Early on, Fumoffu probably already has its best episodes. Actually, the best segment is in the second story of episode two, in which Sousuke forgetting Chidori's notes leads to a trip back to his house that includes some of the best comedic timing, the best of Chidori's reactions in terms of the performance and animation, sweet emotional drama which early on shows the pair love each other, and a car against bicycle car chase with an almost deranged female traffic cop...made now funnier, as the voice actress playing her is Hiramatsu Akiko, knowing she and her female partner are meant to be the lead female cops of the You're Under Arrest franchise making a cameo, to which Akiko is a key voice actor one of those lead characters.
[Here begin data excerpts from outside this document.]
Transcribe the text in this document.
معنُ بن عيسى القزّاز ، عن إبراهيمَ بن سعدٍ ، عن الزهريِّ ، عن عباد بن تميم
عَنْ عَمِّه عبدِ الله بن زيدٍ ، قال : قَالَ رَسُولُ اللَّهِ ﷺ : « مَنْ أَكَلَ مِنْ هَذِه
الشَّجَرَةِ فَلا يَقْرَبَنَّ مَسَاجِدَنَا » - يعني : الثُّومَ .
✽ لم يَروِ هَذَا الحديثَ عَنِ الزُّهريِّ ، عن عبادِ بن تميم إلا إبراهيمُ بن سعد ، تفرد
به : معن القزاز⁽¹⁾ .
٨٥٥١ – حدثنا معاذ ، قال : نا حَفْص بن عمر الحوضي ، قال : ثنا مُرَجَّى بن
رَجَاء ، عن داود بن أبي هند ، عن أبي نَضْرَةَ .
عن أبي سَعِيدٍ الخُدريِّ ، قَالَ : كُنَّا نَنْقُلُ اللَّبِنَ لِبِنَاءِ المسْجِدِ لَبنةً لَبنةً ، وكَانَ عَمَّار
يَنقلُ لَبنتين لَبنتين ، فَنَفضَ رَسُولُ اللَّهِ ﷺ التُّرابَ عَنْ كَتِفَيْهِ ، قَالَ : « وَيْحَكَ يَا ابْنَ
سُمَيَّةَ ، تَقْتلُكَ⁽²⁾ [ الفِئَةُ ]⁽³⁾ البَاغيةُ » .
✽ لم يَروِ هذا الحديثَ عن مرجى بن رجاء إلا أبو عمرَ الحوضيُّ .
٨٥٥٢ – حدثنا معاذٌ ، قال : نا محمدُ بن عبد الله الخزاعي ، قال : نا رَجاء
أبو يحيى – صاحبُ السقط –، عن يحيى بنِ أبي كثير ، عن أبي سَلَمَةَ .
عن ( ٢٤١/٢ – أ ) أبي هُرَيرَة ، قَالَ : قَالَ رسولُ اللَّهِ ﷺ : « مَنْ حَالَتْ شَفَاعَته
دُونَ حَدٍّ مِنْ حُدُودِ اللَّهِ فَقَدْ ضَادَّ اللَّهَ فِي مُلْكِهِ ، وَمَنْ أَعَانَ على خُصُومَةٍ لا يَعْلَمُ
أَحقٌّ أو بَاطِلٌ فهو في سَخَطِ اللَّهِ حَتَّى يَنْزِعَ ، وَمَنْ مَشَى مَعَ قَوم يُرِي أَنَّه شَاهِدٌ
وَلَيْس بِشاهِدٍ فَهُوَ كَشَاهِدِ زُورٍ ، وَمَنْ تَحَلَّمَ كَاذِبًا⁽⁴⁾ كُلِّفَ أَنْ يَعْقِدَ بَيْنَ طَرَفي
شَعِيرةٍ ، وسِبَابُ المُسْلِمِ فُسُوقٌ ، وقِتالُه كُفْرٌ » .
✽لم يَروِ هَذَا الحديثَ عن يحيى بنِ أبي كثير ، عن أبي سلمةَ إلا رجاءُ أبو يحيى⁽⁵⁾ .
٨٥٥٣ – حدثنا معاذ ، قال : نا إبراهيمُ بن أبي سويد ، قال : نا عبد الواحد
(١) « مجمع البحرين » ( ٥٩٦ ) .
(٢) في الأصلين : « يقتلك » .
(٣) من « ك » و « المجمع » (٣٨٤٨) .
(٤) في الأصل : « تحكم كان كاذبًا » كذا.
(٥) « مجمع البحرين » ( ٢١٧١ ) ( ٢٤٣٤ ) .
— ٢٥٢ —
But that doesn't say the show doesn't lose a step after that. Episode two starts with the aforementioned incident with the cafeteria where the gym teacher, who hates students working for themselves, finds trying to get one over them isn't possible due to Sousuke's habit of booby trapping objects. Episode 3, the first full story episode Summer Illusion of Steel, has Chidori meet a young boy whose happiness to meet someone also means sending his staff (all former mercenaries) after Sousuke who presumes she was kidnapped. Episode five, introducing Issei, also leads to the reveal that the school janitor is the most dangerous person in the school despite his meekness, to the point that even Sousuke will be left quivering like jelly at his inability to defeat him. Episode six includes two "horror" stories, one which skirts tastelessness about a horse headed man who forcibly combs women's hair against their will into pony tails, but thankfully stays on the right side of funny1 alongside bringing back the homicidal female cop.

From https://geekandsundry.com/wp-content/
uploads/2015/08/Fumoffu-cover.jpg

There's Episode 7, which dangerously veers to the joke just being about a rugby team being so nice and polite to the point of being useless, which could just turn into a joke about them being emasculated and lesser men, but thankfully ends with incredible dark humour as, with Sousuke helping them by way of military training and R. Lee Ermey approved (bleeped) cursing, he gives them a blood thirst on the pitch that has probably corrupted their souls even if it means the team will continue. Episode four is also the introduction to the best running gag, and the explanation of where the subtitle "Fumoffu" comes from, the sound made whilst wearing the Bonta-kun, an amusement park mascot costume that Sousuke acquires as part of the second part story, Sousuke finding a way of turning it into actual combat appropriate equipment that returns constantly when he needs more than just guns.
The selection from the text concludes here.